I once had a job like this young steak salesman. It was in my early years of college. I needed some extra spending money and needed a job that 1) didn’t require an extensive resume and 2) required little or no brainpower. I had neither due to 1) genetics and 2) numerous weekends as a freshman where keg stands were mandatory.
After many, many painstaking and arduous minutes of scouting the classifieds, I found an ad that sounded appealing: SELL REALLY COOL SPEAKER EQUIPMENT. RELAXED, CASUAL ENVIRONMENT. GREAT PAY. MAKE YOUR OWN HOURS.
I called and was to have my interview the very next morning. My interview consisted of me handing over my driver’s license to be photocopied and filling out a measly employment application. The next thing I knew, I was in a new Dodge Durango with some long-haired dude. I will from here-on-out refer to long-haired dude as Mr. Saigon.
Mr. Saigon told me that we were going to drive to College Station. So we did. Along the way I kept inquiring about the job responsibilities. Mr. Saigon told me that I would have to wait and see. Boy, was I excited. Action, adventure, suspense and really cool speaker equipment that I haven’t even seen yet!

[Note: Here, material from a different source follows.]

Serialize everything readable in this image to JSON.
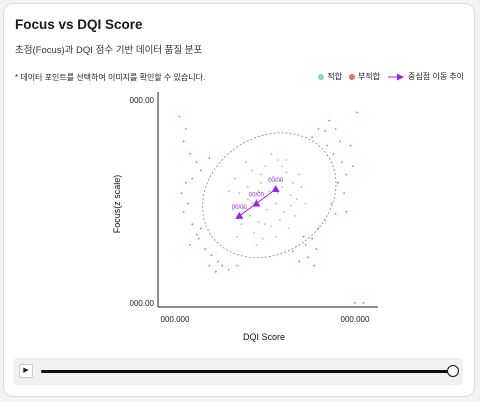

Mr. Saigon and I made casual small talk. He and I had similar interests in music. He told me about how he was once supposed to be the new singer for Saigon Kick (pretty clever of me, eh? You know, with the whole name thing! Mr. Saigon… man, I’m good). “Wow!” thought I. I was in the presence of a could-have-been rock star! And look at him now – he’s driving a Dodge Durango out of southeast Austin with the back full of boxes!

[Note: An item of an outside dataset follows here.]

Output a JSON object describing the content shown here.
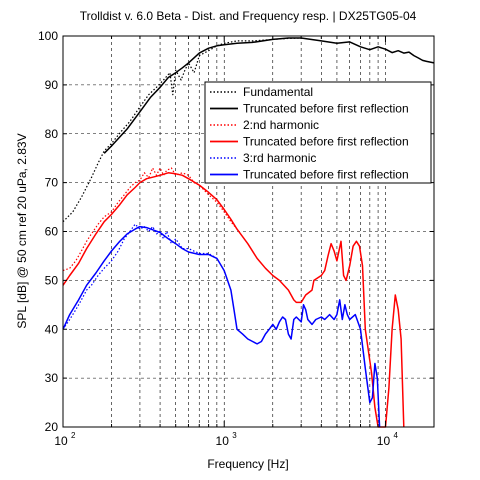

We finally made it to College Station. It was there that I learned the secret rock star art of selling really cool speaker equipment. We drove around motor banks trying to lure young men who stop at the ATM to get cash to purchase our wares. Mr. Saigon would say “Hey dude! You wanna buy some awesome speakers for cheap? We’re just getting back from a job and we’ve got five sets of speakers left. If I don’t get rid of ’em, my boss is just going to chuck ’em”.
Mr. Saigon’s first prey politely said no. While driving to the second motor bank I asked about the speakers. I was told that they were cheap pieces of junk and we are to sell them at no less than $200 per set. We drove to every damn bank in College Station that afternoon. We got a nibble by one guy. He even had us follow him to his apartment so he could ask his girlfriend if he could buy the speakers. She could smell our sharkiness. No bite.

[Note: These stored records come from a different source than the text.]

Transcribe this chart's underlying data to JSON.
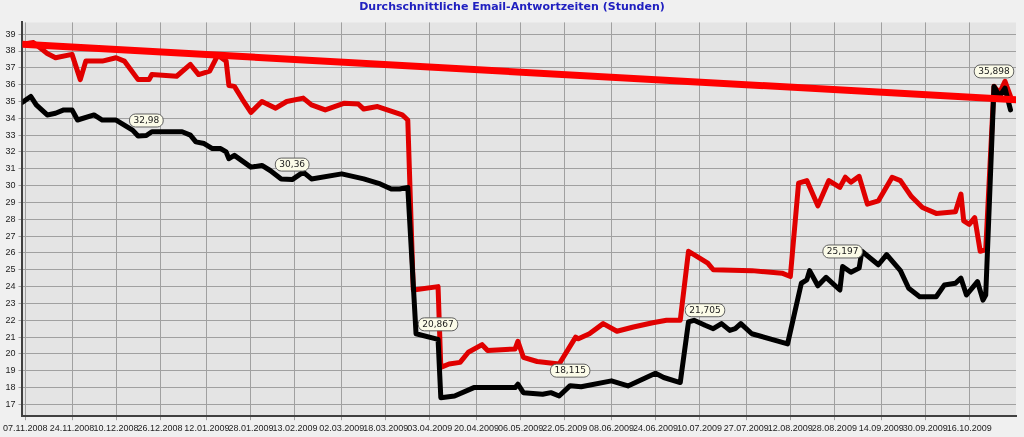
{
  "chart_data": {
    "type": "line",
    "title": "Durchschnittliche Email-Antwortzeiten (Stunden)",
    "xlim": [
      "2008-11-06",
      "2009-11-02"
    ],
    "ylim": [
      16.3,
      39.7
    ],
    "yticks": [
      17,
      18,
      19,
      20,
      21,
      22,
      23,
      24,
      25,
      26,
      27,
      28,
      29,
      30,
      31,
      32,
      33,
      34,
      35,
      36,
      37,
      38,
      39
    ],
    "xticks": [
      {
        "value": "2008-11-07",
        "label": "07.11.2008"
      },
      {
        "value": "2008-11-24",
        "label": "24.11.2008"
      },
      {
        "value": "2008-12-10",
        "label": "10.12.2008"
      },
      {
        "value": "2008-12-26",
        "label": "26.12.2008"
      },
      {
        "value": "2009-01-12",
        "label": "12.01.2009"
      },
      {
        "value": "2009-01-28",
        "label": "28.01.2009"
      },
      {
        "value": "2009-02-13",
        "label": "13.02.2009"
      },
      {
        "value": "2009-03-02",
        "label": "02.03.2009"
      },
      {
        "value": "2009-03-18",
        "label": "18.03.2009"
      },
      {
        "value": "2009-04-03",
        "label": "03.04.2009"
      },
      {
        "value": "2009-04-20",
        "label": "20.04.2009"
      },
      {
        "value": "2009-05-06",
        "label": "06.05.2009"
      },
      {
        "value": "2009-05-22",
        "label": "22.05.2009"
      },
      {
        "value": "2009-06-08",
        "label": "08.06.2009"
      },
      {
        "value": "2009-06-24",
        "label": "24.06.2009"
      },
      {
        "value": "2009-07-10",
        "label": "10.07.2009"
      },
      {
        "value": "2009-07-27",
        "label": "27.07.2009"
      },
      {
        "value": "2009-08-12",
        "label": "12.08.2009"
      },
      {
        "value": "2009-08-28",
        "label": "28.08.2009"
      },
      {
        "value": "2009-09-14",
        "label": "14.09.2009"
      },
      {
        "value": "2009-09-30",
        "label": "30.09.2009"
      },
      {
        "value": "2009-10-16",
        "label": "16.10.2009"
      }
    ],
    "grid": true,
    "legend": false,
    "marker": "none",
    "line_style": "solid",
    "series": [
      {
        "color": "#e00000",
        "x": [
          "2008-11-06",
          "2008-11-10",
          "2008-11-15",
          "2008-11-18",
          "2008-11-24",
          "2008-11-27",
          "2008-11-29",
          "2008-12-05",
          "2008-12-10",
          "2008-12-13",
          "2008-12-18",
          "2008-12-22",
          "2008-12-23",
          "2009-01-01",
          "2009-01-06",
          "2009-01-09",
          "2009-01-13",
          "2009-01-15",
          "2009-01-16",
          "2009-01-19",
          "2009-01-20",
          "2009-01-22",
          "2009-01-25",
          "2009-01-28",
          "2009-02-01",
          "2009-02-06",
          "2009-02-10",
          "2009-02-16",
          "2009-02-19",
          "2009-02-24",
          "2009-03-03",
          "2009-03-08",
          "2009-03-10",
          "2009-03-15",
          "2009-03-24",
          "2009-03-26",
          "2009-03-28",
          "2009-04-06",
          "2009-04-07",
          "2009-04-10",
          "2009-04-14",
          "2009-04-17",
          "2009-04-22",
          "2009-04-24",
          "2009-05-04",
          "2009-05-05",
          "2009-05-07",
          "2009-05-12",
          "2009-05-20",
          "2009-05-26",
          "2009-05-27",
          "2009-05-31",
          "2009-06-05",
          "2009-06-10",
          "2009-06-16",
          "2009-06-23",
          "2009-06-28",
          "2009-07-03",
          "2009-07-06",
          "2009-07-13",
          "2009-07-15",
          "2009-07-29",
          "2009-08-09",
          "2009-08-12",
          "2009-08-15",
          "2009-08-18",
          "2009-08-22",
          "2009-08-26",
          "2009-08-30",
          "2009-09-01",
          "2009-09-03",
          "2009-09-06",
          "2009-09-09",
          "2009-09-13",
          "2009-09-18",
          "2009-09-21",
          "2009-09-25",
          "2009-09-29",
          "2009-10-04",
          "2009-10-11",
          "2009-10-13",
          "2009-10-14",
          "2009-10-16",
          "2009-10-18",
          "2009-10-20",
          "2009-10-22",
          "2009-10-25",
          "2009-10-27",
          "2009-10-29",
          "2009-10-31"
        ],
        "values": [
          38.4,
          38.5,
          37.85,
          37.6,
          37.8,
          36.3,
          37.4,
          37.4,
          37.6,
          37.4,
          36.3,
          36.3,
          36.6,
          36.5,
          37.2,
          36.6,
          36.8,
          37.45,
          37.75,
          37.4,
          35.95,
          35.9,
          35.1,
          34.35,
          35.0,
          34.6,
          35.0,
          35.2,
          34.8,
          34.5,
          34.9,
          34.85,
          34.55,
          34.7,
          34.2,
          33.9,
          23.8,
          24.0,
          19.2,
          19.4,
          19.5,
          20.1,
          20.55,
          20.2,
          20.3,
          20.75,
          19.8,
          19.55,
          19.4,
          21.0,
          20.9,
          21.2,
          21.8,
          21.35,
          21.6,
          21.85,
          22.0,
          22.0,
          26.1,
          25.4,
          25.0,
          24.95,
          24.8,
          24.6,
          30.15,
          30.3,
          28.8,
          30.3,
          29.9,
          30.5,
          30.2,
          30.55,
          28.9,
          29.1,
          30.5,
          30.3,
          29.35,
          28.7,
          28.35,
          28.45,
          29.5,
          27.9,
          27.7,
          28.1,
          26.1,
          26.2,
          35.9,
          35.5,
          36.2,
          35.3
        ]
      },
      {
        "color": "#000000",
        "x": [
          "2008-11-06",
          "2008-11-09",
          "2008-11-11",
          "2008-11-15",
          "2008-11-18",
          "2008-11-21",
          "2008-11-24",
          "2008-11-26",
          "2008-12-02",
          "2008-12-05",
          "2008-12-10",
          "2008-12-16",
          "2008-12-18",
          "2008-12-21",
          "2008-12-23",
          "2009-01-03",
          "2009-01-06",
          "2009-01-08",
          "2009-01-11",
          "2009-01-14",
          "2009-01-17",
          "2009-01-19",
          "2009-01-20",
          "2009-01-22",
          "2009-01-28",
          "2009-02-01",
          "2009-02-04",
          "2009-02-08",
          "2009-02-12",
          "2009-02-16",
          "2009-02-19",
          "2009-03-02",
          "2009-03-10",
          "2009-03-16",
          "2009-03-20",
          "2009-03-23",
          "2009-03-26",
          "2009-03-29",
          "2009-04-06",
          "2009-04-07",
          "2009-04-12",
          "2009-04-19",
          "2009-05-04",
          "2009-05-05",
          "2009-05-07",
          "2009-05-14",
          "2009-05-17",
          "2009-05-20",
          "2009-05-24",
          "2009-05-28",
          "2009-06-08",
          "2009-06-14",
          "2009-06-24",
          "2009-06-27",
          "2009-07-03",
          "2009-07-06",
          "2009-07-08",
          "2009-07-12",
          "2009-07-15",
          "2009-07-18",
          "2009-07-21",
          "2009-07-23",
          "2009-07-25",
          "2009-07-29",
          "2009-08-11",
          "2009-08-16",
          "2009-08-18",
          "2009-08-19",
          "2009-08-22",
          "2009-08-25",
          "2009-08-30",
          "2009-08-31",
          "2009-09-03",
          "2009-09-06",
          "2009-09-07",
          "2009-09-13",
          "2009-09-16",
          "2009-09-21",
          "2009-09-24",
          "2009-09-28",
          "2009-10-04",
          "2009-10-07",
          "2009-10-11",
          "2009-10-13",
          "2009-10-15",
          "2009-10-19",
          "2009-10-21",
          "2009-10-22",
          "2009-10-25",
          "2009-10-27",
          "2009-10-29",
          "2009-10-31"
        ],
        "values": [
          34.95,
          35.3,
          34.8,
          34.2,
          34.3,
          34.5,
          34.5,
          33.9,
          34.2,
          33.9,
          33.9,
          33.3,
          32.95,
          32.98,
          33.2,
          33.2,
          33.0,
          32.6,
          32.5,
          32.2,
          32.2,
          32.0,
          31.6,
          31.8,
          31.1,
          31.2,
          30.9,
          30.4,
          30.36,
          30.8,
          30.4,
          30.7,
          30.4,
          30.1,
          29.8,
          29.8,
          29.9,
          21.2,
          20.867,
          17.4,
          17.5,
          18.0,
          18.0,
          18.2,
          17.7,
          17.6,
          17.7,
          17.5,
          18.115,
          18.05,
          18.4,
          18.1,
          18.85,
          18.6,
          18.3,
          21.9,
          22.0,
          21.705,
          21.5,
          21.8,
          21.4,
          21.5,
          21.8,
          21.2,
          20.6,
          24.2,
          24.4,
          24.95,
          24.05,
          24.55,
          23.8,
          25.197,
          24.85,
          25.1,
          26.1,
          25.3,
          25.9,
          24.95,
          23.9,
          23.4,
          23.4,
          24.1,
          24.2,
          24.5,
          23.5,
          24.3,
          23.2,
          23.5,
          35.898,
          35.3,
          35.8,
          34.5
        ]
      },
      {
        "type": "line",
        "color": "#ff0000",
        "x": [
          "2008-11-06",
          "2009-11-02"
        ],
        "values": [
          38.4,
          35.1
        ]
      }
    ],
    "annotations": [
      {
        "text": "32,98",
        "x": "2008-12-21",
        "y": 32.98
      },
      {
        "text": "30,36",
        "x": "2009-02-12",
        "y": 30.36
      },
      {
        "text": "20,867",
        "x": "2009-04-06",
        "y": 20.867
      },
      {
        "text": "18,115",
        "x": "2009-05-24",
        "y": 18.115
      },
      {
        "text": "21,705",
        "x": "2009-07-12",
        "y": 21.705
      },
      {
        "text": "25,197",
        "x": "2009-08-31",
        "y": 25.197
      },
      {
        "text": "35,898",
        "x": "2009-10-25",
        "y": 35.898
      }
    ]
  }
}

Mr. Saigon and I went to Chili’s for a late lunch. He paid for us both. That didn’t entice me to come back the next day.
So what’s the moral of the story? I’m not sure. Although I can tell you to be weary of people who approach you at ATMs and try to sell you something. In the same breath, be in awe because you might be in the presence of someone who could have been Neil Diamond.